OpenAI's Data Deletion Blunder Complicates New York Times Copyright Lawsuit

· 1 min read

article picture

In a recent development that has complicated the ongoing copyright lawsuit between OpenAI and major news publishers, OpenAI engineers accidentally erased critical search data that could have served as potential evidence in the case.

The incident occurred on November 14 when OpenAI engineers deleted data stored on one of two virtual machines provided to The New York Times and Daily News legal teams. These virtual machines were meant to help the publishers search for their copyrighted content within OpenAI's AI training datasets.

According to a letter filed in the U.S. District Court for the Southern District of New York, the publishers' legal teams and experts had invested over 150 hours since November 1 examining OpenAI's training data. While OpenAI managed to recover most of the deleted information, the folder structure and file names were permanently lost, making it impossible to determine how the publishers' articles were used in building OpenAI's models.

The publishers' legal team has been forced to restart their investigation from scratch, resulting in additional time and resource expenditure. While the deletion appears unintentional, the incident has highlighted the challenges in examining OpenAI's vast datasets for potential copyright violations.

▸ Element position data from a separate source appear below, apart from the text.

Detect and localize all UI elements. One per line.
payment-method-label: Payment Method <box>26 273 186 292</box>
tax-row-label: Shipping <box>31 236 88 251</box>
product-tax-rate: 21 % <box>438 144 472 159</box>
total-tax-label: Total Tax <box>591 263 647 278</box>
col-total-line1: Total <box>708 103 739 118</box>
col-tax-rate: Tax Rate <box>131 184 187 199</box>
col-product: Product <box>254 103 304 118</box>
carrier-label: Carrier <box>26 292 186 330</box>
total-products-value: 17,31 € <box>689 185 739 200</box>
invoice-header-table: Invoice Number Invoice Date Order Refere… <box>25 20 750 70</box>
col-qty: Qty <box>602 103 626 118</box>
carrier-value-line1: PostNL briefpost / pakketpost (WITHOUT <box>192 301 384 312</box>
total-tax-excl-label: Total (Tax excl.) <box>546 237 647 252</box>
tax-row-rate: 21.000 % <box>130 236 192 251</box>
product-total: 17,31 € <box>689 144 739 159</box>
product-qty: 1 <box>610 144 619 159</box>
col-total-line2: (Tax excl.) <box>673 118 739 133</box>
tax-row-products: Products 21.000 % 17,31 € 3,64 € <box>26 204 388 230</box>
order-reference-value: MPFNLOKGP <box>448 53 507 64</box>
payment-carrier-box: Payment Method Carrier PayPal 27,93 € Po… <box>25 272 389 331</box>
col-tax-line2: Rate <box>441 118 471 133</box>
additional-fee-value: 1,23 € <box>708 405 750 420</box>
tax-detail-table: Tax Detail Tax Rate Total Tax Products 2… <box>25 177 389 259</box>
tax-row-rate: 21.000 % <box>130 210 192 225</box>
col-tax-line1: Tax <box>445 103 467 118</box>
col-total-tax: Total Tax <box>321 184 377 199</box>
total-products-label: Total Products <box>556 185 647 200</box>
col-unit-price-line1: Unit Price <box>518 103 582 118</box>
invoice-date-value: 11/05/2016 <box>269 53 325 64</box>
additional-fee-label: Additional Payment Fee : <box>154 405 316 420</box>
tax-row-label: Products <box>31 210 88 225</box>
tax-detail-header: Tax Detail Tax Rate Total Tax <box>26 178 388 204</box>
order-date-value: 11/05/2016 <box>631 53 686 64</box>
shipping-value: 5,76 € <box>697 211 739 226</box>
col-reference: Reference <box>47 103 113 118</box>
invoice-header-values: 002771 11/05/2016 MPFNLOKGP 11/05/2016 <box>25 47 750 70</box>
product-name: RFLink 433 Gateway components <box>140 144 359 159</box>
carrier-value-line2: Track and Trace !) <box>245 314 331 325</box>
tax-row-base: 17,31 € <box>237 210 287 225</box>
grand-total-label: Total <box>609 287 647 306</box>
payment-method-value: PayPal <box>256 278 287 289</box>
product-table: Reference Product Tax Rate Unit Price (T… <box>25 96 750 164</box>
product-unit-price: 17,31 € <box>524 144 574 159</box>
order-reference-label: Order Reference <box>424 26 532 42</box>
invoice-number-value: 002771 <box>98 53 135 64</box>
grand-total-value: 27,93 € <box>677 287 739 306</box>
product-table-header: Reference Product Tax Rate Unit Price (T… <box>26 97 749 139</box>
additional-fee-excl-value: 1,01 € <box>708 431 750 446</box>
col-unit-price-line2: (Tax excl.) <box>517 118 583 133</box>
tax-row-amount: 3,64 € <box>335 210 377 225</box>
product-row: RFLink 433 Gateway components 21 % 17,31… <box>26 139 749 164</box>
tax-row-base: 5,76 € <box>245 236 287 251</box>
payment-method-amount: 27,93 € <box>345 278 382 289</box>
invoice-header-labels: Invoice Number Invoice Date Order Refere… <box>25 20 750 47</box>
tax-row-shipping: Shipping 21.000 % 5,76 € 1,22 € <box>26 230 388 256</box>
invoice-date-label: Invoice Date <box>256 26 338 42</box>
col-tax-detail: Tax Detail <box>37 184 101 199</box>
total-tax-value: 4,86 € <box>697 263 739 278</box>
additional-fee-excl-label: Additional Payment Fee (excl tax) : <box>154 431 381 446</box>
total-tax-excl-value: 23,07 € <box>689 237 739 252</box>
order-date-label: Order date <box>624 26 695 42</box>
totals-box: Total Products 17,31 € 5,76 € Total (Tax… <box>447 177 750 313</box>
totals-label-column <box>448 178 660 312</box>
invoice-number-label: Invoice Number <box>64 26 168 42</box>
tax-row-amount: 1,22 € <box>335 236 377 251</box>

The lawsuit centers on allegations that OpenAI used copyrighted content from these publishers without permission to train its AI models, including GPT-4. OpenAI maintains that training its models on publicly available data falls under fair use, though the company has recently secured licensing agreements with several major publishers including Associated Press and Axel Springer.

The case represents a broader debate in the AI industry about the use of copyrighted materials for AI training. While OpenAI has established paid partnerships with some media organizations - reportedly paying up to $16 million annually in some cases - it has neither confirmed nor denied using specific copyrighted works without permission in its training processes.

OpenAI has declined to comment on this latest development in the ongoing legal battle.